Quinn – Criminal Law
Controversial pardons and commutations issued by Quinn.  In a bundle of “midnight pardons” issued during his final hours as governor of Illinois, former chief executive Pat Quinn sparked additional criticism of his decisions.  One of his clemency decisions, a legal paper to cut in half the 40-year prison term being served by Tammy Englerth, drew biting words from a principal prosecutor involved in the case.  Madison County State’s Attorney Tom Gibbons, a member of the same political party as the former Governor, called the clemency move “mind-numbing.”  The Associated Press and its partner, the Belleville News-Democrat, have the story.

Under the Quinn commutation, Englerth – who pleaded guilty to murder in a case that involved the dousing of her sleeping husband with gasoline – will be eligible for parole in 2025.  Other controversial moves made by the departing governor included commutation for a man who wounded several Chicago police officers during a shootout.  Article V, Section 12 of the Illinois Constitution grants wide powers to governors of Illinois, including lame-duck Governors, to issue pardons and commutations.

Rep. Wayne Rosenthal
Rauner looks Downstate for key DNR hire.  The Illinois Department of Natural Resources (DNR) is the State agency that oversees Illinois fishing licenses and hunting licenses; it watches over most state parks, fish and wildlife areas, and natural areas.  The Department also oversees Illinois coal mining and fossil-fuel drilling, including fracking for crude oil and natural gas.

Representative Wayne Rosenthal (R-Morrisonville) has been picked by Governor Rauner to be DNR’s new director.  News of the appointment became public on Thursday, January 15.  The Montgomery County-based Journal News has the story of the new path taken by their area’s hometown lawmaker.

A veteran U.S. fighter pilot with the Illinois Air National Guard, Rosenthal has served in the House of Representatives as a working farmer and advocate for Illinois hunters and sportsmen.  Rosenthal is expected to leave the Illinois House on Monday, January 19.  State law provides for the prompt appointment by local leaders of a replacement lawmaker for the 95th House District, which includes all of Montgomery County and portions of Christian, Macoupin and Madison counties.

Sunshine in State Government
New Rauner executive order calls for increased transparency.  Under current law, a small number of high-level positions in State government are exempt from civil service protection.  Designated as positions essential to the making and shaping of public policy, these are the positions within State government hired by the Governor and his leadership team.  On Thursday, January 15, Governor Rauner filed a new executive order pledging transparency in all of these hires.

Under Executive Order 15-10, all of these policy hires will be published on the existing Illinois Transparency and Accountability Portal.  They will be sorted by name of employee, name of employing agency, division within the employing agency, and the job title for which the person was hired.

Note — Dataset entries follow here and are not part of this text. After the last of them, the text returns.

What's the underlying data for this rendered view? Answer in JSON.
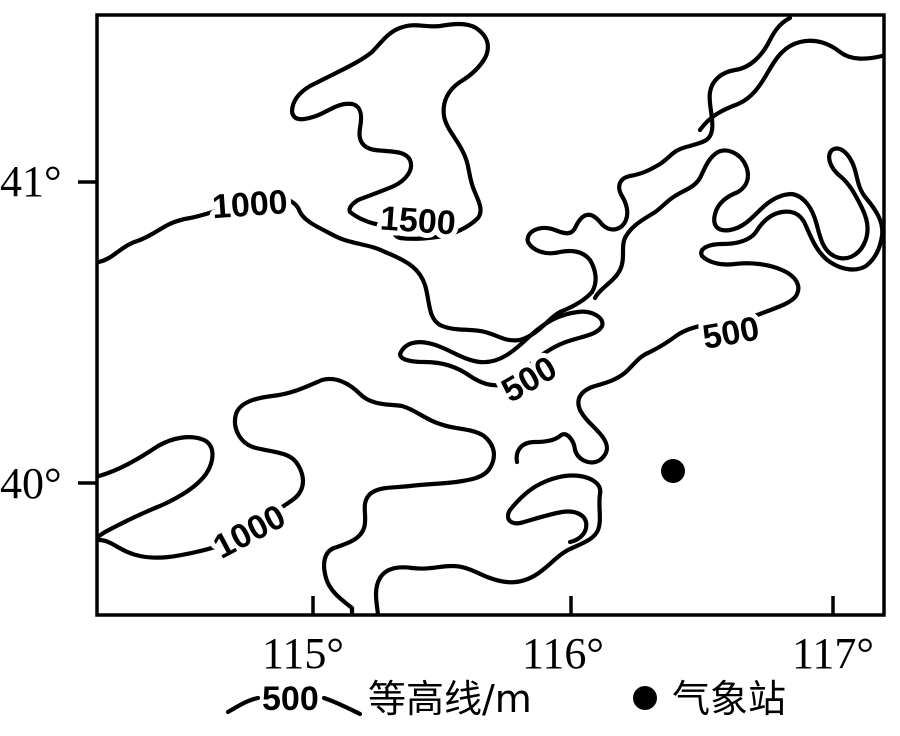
{
  "map": {
    "latitude_labels": [
      "41°",
      "40°"
    ],
    "longitude_labels": [
      "115°",
      "116°",
      "117°"
    ],
    "contour_labels": {
      "c1000_north": "1000",
      "c1500": "1500",
      "c500_mid": "500",
      "c500_east": "500",
      "c1000_southwest": "1000"
    },
    "weather_station_marker": "filled-circle"
  },
  "legend": {
    "contour_sample_value": "500",
    "contour_label": "等高线/m",
    "station_label": "气象站"
  },
  "colors": {
    "line": "#000000",
    "background": "#ffffff"
  }
}
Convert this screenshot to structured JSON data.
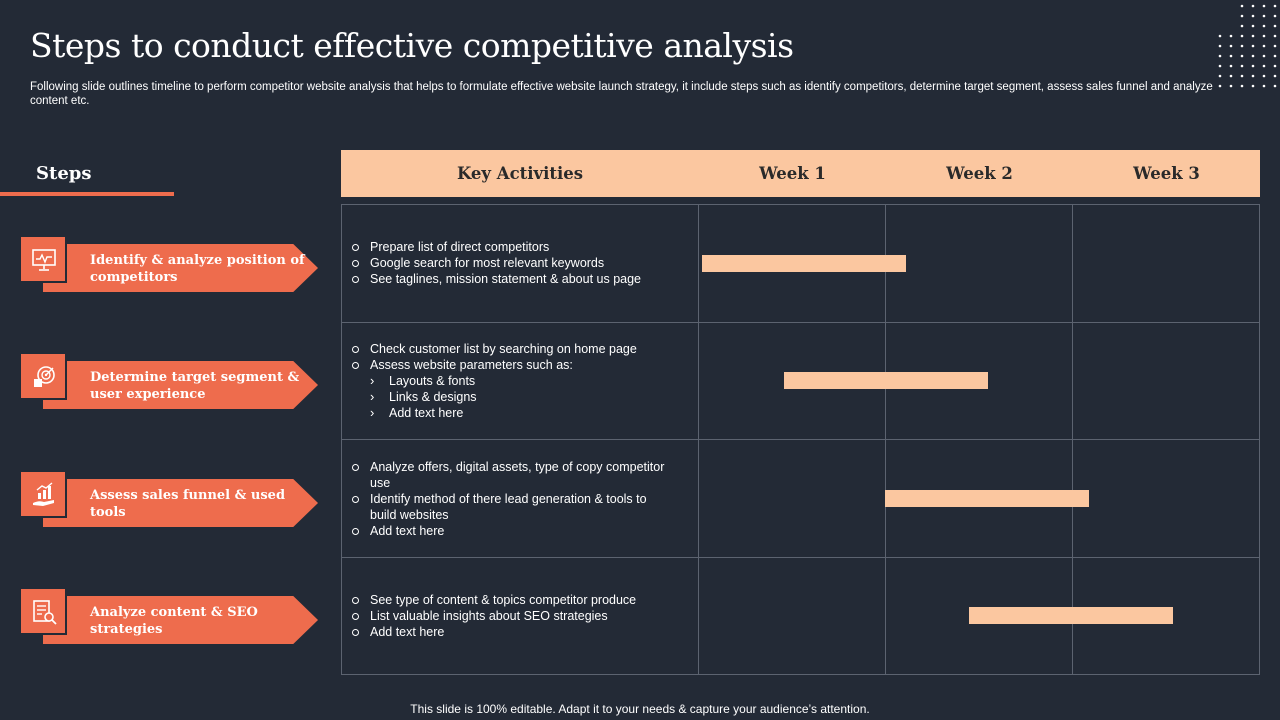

The Rauner executive order was described as a response to a recent scandal involving the Illinois Department of Transportation (IDOT).  The Better Government Association (BGA), a private-sector organization, studied IDOT hiring in 2013.  The BGA investigators found widespread use of a legal loophole to evade civil-service laws and rules during the Quinn administration years.  The study found that an unknown number of IDOT positions had been classified as executive-level, policymaking positions and exempted from civil service.  Questions of possible patronage hiring, raised by the BGA investigation, helped lead to the departure of the Secretary of Transportation in the middle of the 2014 election season.